Morphogenesis of the Bacillus anthracis spore.

Bacillus spp. and Clostridium spp. form a specialized cell type, called a spore, during a multistep differentiation process that is initiated in response to starvation. Spores are protected by a morphologically complex protein coat. The Bacillus anthracis coat is of particular interest because the spore is the infective particle of anthrax. We determined the roles of several B. anthracis orthologues of Bacillus subtilis coat protein genes in spore assembly and virulence. One of these, cotE, has a striking function in B. anthracis: it guides the assembly of the exosporium, an outer structure encasing B. anthracis but not B. subtilis spores. However, CotE has only a modest role in coat protein assembly, in contrast to the B. subtilis orthologue. cotE mutant spores are fully virulent in animal models, indicating that the exosporium is dispensable for infection, at least in the context of a cotE mutation. This has implications for both the pathophysiology of the disease and next-generation therapeutics.
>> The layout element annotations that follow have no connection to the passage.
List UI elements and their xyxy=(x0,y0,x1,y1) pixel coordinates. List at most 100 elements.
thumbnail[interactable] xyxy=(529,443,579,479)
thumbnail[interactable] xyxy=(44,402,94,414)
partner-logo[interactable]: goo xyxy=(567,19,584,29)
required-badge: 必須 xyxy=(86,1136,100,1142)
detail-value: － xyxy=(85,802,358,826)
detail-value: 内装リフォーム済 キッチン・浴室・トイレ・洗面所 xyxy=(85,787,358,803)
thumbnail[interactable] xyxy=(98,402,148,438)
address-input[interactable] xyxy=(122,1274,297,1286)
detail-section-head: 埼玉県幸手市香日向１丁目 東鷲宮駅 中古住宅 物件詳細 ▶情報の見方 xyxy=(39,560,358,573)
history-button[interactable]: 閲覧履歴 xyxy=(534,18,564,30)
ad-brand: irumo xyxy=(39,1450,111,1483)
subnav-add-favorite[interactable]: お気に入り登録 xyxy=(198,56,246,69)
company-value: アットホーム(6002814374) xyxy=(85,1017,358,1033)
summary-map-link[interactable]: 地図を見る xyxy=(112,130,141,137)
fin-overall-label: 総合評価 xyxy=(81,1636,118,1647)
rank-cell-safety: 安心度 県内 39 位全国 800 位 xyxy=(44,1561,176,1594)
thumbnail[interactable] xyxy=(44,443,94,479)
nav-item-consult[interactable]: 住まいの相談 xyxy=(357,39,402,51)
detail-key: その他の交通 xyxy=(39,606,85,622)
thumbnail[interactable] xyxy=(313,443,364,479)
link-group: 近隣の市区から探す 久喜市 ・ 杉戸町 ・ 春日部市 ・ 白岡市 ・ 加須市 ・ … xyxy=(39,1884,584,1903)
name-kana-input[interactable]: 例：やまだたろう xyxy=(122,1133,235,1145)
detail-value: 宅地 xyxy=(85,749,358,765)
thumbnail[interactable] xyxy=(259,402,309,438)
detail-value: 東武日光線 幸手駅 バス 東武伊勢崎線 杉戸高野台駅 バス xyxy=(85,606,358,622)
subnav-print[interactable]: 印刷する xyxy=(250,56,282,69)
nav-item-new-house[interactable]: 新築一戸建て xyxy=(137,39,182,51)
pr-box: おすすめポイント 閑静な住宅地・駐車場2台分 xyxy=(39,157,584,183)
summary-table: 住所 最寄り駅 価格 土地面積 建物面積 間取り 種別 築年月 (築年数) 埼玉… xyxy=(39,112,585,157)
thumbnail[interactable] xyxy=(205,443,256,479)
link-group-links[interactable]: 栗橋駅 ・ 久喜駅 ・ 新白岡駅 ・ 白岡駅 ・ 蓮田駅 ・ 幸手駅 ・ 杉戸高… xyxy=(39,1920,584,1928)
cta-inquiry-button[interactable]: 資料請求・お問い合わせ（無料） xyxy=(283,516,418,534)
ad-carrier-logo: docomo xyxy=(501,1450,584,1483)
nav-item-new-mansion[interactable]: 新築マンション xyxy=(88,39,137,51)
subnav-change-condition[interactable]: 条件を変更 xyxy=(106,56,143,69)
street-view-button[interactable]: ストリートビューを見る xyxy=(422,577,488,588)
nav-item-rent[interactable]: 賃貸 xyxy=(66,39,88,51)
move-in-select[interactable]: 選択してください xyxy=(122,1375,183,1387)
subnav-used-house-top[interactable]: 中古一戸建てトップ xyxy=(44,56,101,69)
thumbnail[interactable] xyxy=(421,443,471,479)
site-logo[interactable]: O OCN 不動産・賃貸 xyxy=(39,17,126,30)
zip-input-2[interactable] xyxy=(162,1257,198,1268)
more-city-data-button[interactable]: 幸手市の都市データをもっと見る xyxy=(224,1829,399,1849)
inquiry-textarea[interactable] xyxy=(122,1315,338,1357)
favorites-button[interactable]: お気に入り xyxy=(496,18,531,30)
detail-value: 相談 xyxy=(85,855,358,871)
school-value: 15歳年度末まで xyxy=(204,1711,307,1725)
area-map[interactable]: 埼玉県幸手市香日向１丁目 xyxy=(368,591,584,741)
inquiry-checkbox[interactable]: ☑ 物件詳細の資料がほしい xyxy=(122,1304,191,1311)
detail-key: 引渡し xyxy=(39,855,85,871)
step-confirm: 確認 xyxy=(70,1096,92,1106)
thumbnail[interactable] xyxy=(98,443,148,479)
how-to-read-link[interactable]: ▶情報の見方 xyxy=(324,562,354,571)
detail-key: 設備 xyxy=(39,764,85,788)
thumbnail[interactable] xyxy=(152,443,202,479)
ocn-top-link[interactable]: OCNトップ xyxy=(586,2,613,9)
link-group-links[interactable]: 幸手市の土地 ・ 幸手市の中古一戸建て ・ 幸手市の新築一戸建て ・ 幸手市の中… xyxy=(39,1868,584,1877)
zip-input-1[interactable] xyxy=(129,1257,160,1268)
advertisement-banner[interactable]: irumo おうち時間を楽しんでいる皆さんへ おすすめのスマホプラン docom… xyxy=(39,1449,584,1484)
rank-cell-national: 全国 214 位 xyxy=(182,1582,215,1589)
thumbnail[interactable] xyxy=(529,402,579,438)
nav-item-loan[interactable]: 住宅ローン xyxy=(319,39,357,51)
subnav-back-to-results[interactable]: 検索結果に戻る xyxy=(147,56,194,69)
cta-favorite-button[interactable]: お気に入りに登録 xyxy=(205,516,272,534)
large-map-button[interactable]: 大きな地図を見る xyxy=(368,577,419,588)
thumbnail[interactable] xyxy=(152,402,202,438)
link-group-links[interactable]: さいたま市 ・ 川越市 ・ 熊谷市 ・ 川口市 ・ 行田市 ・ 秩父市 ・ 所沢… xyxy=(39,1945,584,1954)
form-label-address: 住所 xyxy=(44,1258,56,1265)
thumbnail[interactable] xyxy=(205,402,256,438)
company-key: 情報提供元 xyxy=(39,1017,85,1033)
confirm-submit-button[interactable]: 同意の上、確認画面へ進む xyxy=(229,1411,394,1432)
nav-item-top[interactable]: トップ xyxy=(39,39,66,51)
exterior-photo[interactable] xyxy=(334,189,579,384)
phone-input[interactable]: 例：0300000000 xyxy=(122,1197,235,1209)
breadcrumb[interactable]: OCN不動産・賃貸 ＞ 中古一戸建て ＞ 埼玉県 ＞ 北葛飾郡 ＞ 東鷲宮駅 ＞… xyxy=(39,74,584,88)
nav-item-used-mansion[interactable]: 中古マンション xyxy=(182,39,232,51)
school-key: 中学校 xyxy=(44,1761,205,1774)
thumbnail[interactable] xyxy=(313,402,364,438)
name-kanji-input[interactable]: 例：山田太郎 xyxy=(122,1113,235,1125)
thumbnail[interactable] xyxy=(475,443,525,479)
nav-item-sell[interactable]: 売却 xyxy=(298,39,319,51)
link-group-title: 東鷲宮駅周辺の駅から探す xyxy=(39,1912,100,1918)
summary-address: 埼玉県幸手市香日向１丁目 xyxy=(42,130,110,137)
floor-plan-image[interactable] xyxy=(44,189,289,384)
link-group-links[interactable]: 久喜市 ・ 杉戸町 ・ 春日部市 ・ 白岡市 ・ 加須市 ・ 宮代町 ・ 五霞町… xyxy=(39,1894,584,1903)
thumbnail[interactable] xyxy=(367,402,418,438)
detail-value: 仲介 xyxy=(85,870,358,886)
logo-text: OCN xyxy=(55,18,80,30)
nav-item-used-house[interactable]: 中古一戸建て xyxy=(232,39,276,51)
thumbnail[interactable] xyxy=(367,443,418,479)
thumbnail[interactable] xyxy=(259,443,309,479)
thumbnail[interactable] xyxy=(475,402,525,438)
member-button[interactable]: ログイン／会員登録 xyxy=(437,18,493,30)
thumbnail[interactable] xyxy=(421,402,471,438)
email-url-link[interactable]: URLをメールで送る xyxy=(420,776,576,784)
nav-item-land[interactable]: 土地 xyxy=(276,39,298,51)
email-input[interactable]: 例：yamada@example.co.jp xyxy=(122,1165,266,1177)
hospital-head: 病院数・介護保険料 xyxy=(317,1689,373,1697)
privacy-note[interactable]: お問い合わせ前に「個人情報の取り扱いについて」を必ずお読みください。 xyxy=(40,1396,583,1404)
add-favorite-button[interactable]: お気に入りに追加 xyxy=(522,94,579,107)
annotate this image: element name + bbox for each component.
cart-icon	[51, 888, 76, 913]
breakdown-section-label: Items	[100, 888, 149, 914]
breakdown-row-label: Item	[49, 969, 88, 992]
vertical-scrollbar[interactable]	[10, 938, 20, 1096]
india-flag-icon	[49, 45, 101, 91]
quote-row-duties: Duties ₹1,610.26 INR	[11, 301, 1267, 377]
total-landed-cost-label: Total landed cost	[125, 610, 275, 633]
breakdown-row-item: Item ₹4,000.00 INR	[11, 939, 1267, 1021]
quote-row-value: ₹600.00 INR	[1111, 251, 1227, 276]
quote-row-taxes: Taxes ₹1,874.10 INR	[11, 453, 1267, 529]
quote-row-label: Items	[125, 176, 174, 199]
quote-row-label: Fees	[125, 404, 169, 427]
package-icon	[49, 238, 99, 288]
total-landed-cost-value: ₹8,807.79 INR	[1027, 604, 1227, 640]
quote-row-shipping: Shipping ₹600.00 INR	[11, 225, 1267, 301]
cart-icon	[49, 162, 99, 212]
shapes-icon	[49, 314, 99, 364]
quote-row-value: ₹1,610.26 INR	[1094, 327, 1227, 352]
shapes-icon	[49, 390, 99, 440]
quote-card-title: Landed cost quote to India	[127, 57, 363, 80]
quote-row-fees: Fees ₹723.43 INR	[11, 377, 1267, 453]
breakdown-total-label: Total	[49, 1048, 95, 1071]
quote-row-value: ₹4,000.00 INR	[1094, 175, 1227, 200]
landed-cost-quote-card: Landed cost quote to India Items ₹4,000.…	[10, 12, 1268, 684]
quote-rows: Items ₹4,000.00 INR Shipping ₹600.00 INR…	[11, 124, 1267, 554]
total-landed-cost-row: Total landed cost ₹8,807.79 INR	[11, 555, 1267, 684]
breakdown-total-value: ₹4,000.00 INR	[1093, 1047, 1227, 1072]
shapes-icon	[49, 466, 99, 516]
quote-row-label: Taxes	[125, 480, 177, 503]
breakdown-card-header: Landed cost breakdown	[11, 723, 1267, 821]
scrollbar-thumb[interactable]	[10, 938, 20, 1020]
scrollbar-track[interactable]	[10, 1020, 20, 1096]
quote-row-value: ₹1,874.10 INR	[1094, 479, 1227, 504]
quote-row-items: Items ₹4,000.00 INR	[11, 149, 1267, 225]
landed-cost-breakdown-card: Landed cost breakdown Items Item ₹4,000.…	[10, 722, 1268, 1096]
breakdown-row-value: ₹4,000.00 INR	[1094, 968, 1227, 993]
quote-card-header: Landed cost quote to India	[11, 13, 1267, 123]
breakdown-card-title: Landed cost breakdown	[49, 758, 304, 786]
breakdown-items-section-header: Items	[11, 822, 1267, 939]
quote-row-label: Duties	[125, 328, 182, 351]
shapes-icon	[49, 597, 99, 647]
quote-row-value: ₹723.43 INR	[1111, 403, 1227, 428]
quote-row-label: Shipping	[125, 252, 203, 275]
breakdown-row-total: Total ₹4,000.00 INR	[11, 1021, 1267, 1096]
CotH, which directs the assembly of an important subset of coat proteins in B. subtilis, also directs coat protein deposition in B. anthracis. Additionally, however, in B. anthracis, CotH effects germination; in its absence, more spores germinate than in the wild type. We also found that SpoIVA has a critical role in directing the assembly of the coat and exosporium to an area around the forespore. This function is very similar to that of the B. subtilis orthologue, which directs the assembly of the coat to the forespore. These results show that while B. anthracis and B. subtilis rely on a core of conserved morphogenetic proteins to guide coat formation, these proteins may also be important for species-specific differences in coat morphology. We further hypothesize that variations in conserved morphogenetic coat proteins may play roles in taxonomic variation among species.